Und Marin rezitierte die Liste der Einkäufe, die Buchhaltung im Detail, die komplette Überschau all dessen, was, so der "Onkel", den Lebensunterhalt der Familie sichern sollte. Er selbst, Marin, hatte früher mit den Fingern die Anführungszeichen um die Familie in die Luft gezeichnet. Die "Familie", so musste man das also verstehen, und das Gefühl, dass wir uns zwischen den Anführungszeichen zugehöriger fühlten, als wenn wir eines Blutes gewesen wären, dank des Stolzes, genau dieser Familie anzugehören, mit der krankhaften Notwendigkeit, seinen Platz in ihr zu finden; er vor allem, Marin, der immer an seiner möglichen, jähen, sinnlosen Verbannung herumzudenken schien, auch ohne den geringsten Grund, dass ausgerechnet er fortmüsste. Wenn es einen gab, der das alles hätte aufgeben müssen, dann ich. Aber ich tat es nicht, weder an jenem Tag noch an den Tagen darauf, ich blieb, das ist meine Geschichte.

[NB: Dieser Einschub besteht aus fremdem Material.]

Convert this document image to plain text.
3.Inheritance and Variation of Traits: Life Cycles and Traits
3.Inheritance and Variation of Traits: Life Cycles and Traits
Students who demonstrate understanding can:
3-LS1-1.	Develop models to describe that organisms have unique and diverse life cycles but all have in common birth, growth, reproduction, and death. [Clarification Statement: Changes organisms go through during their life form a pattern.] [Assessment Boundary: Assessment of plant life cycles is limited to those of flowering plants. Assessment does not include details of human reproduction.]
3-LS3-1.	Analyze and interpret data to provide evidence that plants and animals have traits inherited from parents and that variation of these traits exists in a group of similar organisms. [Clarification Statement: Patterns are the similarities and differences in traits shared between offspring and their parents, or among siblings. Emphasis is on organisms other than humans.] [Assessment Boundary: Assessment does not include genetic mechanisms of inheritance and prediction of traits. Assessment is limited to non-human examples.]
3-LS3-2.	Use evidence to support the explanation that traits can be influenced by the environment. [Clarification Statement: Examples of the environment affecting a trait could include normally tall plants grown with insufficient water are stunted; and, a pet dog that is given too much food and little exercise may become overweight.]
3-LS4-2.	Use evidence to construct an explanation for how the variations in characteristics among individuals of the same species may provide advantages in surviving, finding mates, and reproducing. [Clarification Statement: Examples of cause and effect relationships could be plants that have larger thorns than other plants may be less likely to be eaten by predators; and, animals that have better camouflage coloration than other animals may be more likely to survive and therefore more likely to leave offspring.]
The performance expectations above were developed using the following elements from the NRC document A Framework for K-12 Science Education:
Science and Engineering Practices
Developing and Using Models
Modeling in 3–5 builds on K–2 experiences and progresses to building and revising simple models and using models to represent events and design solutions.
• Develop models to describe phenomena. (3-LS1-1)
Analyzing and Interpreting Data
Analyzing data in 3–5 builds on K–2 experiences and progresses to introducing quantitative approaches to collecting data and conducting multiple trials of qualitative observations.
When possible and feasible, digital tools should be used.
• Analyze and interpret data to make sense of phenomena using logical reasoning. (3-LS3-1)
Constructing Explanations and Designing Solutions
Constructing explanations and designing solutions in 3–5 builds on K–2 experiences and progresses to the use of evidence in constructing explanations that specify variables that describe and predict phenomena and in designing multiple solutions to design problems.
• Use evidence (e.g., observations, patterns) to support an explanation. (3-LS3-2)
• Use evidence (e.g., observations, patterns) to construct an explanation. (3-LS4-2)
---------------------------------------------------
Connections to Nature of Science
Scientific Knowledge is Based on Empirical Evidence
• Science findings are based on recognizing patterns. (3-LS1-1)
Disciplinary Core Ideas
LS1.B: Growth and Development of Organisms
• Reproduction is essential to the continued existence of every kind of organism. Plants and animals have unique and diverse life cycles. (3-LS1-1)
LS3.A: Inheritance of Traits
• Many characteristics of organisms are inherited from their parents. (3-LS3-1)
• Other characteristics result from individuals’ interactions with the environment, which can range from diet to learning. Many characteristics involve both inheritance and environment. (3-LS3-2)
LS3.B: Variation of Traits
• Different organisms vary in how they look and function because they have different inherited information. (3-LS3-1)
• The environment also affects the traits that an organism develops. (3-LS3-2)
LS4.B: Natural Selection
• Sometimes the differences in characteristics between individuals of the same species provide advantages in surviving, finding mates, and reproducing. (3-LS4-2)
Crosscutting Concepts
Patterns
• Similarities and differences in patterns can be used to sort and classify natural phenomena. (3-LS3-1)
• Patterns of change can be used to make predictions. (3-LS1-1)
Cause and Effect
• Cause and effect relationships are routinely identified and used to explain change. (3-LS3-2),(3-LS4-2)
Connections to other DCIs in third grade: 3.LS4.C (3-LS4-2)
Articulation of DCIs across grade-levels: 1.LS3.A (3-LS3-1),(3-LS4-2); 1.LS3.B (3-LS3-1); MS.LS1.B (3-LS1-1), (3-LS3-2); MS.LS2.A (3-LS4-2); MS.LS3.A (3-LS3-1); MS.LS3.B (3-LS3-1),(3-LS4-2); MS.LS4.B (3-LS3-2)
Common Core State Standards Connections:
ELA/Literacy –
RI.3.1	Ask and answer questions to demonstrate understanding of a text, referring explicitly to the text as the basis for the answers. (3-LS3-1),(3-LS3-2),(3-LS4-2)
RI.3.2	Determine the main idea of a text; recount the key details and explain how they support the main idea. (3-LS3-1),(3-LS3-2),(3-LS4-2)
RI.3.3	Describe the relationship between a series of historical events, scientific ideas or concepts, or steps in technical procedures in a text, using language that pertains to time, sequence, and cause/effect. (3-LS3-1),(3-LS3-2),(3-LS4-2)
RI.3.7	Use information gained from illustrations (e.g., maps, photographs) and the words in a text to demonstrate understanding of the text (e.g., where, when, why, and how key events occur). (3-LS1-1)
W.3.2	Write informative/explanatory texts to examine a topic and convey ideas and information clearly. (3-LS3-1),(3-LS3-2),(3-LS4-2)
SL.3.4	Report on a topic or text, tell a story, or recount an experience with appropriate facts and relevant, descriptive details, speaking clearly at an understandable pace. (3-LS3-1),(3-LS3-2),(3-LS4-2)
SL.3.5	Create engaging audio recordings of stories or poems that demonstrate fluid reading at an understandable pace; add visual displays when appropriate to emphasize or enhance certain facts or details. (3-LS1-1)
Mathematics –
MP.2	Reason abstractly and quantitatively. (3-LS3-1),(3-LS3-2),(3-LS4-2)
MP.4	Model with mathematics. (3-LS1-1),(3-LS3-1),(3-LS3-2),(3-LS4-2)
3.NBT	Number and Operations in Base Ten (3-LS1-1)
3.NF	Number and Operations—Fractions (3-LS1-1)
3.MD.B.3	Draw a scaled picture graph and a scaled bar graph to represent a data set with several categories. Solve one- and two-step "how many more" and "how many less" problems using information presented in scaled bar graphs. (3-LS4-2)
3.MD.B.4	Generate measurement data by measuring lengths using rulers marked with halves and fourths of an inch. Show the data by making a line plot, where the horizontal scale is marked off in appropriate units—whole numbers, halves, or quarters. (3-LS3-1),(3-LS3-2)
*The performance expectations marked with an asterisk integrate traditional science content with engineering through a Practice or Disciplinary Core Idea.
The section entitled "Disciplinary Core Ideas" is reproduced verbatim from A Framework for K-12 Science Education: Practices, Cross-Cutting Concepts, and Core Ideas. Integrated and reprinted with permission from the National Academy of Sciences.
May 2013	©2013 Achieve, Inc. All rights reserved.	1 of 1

Unsere Geschichte ist das, hätte Marin gesagt. Und er würde loszetern, immer noch im Glauben, so den Sorgen des Onkels zu begegnen, der schon seinen Tod erlebte, ebenso rasch, wie er uns kommen sah, und stumm darum flehte, dass nach seinem Tod nichts verändert würde, dass wir auf seinen Ruinen, so suggerierte er, weitermachen würden. Und ich fragte innerlich: weitermachen womit? Dann stand Marin auf, marschierte zum Fenster, versuchte es zu schließen und blieb dort stehen, aufrecht, um den regenfleckigen Scheiben, an denen sein Atem sich neblig niederschlug, zu erzählen, wie nah der Sieg sei, um wieviel wertvoller die Opfer eines jeden von uns, wie undenkbar der Misserfolg, und immer klammerten sich in seinem Rücken seine Arme aneinander. Dann schloss der Onkel die Augen, und er beließ sie so, geschlossen, die ganze Zeit, und es schien, als interessierten wir uns für seine Träume, für die Hinter­lassenschaft seiner Träume. Und Andrei und ich gingen hinaus, von Müdigkeit befallen, wie Auto­maten, und beobachteten durchs Fenster, wie die dunkle, undurchdringliche Silhouette, wie Marin die Lippen bewegte, und ich stellte mir immer noch, hier zwischen zwei Bäumen, die geschlossenen Lider des Onkels vor, der voller Ruhe und Wärme seufzte.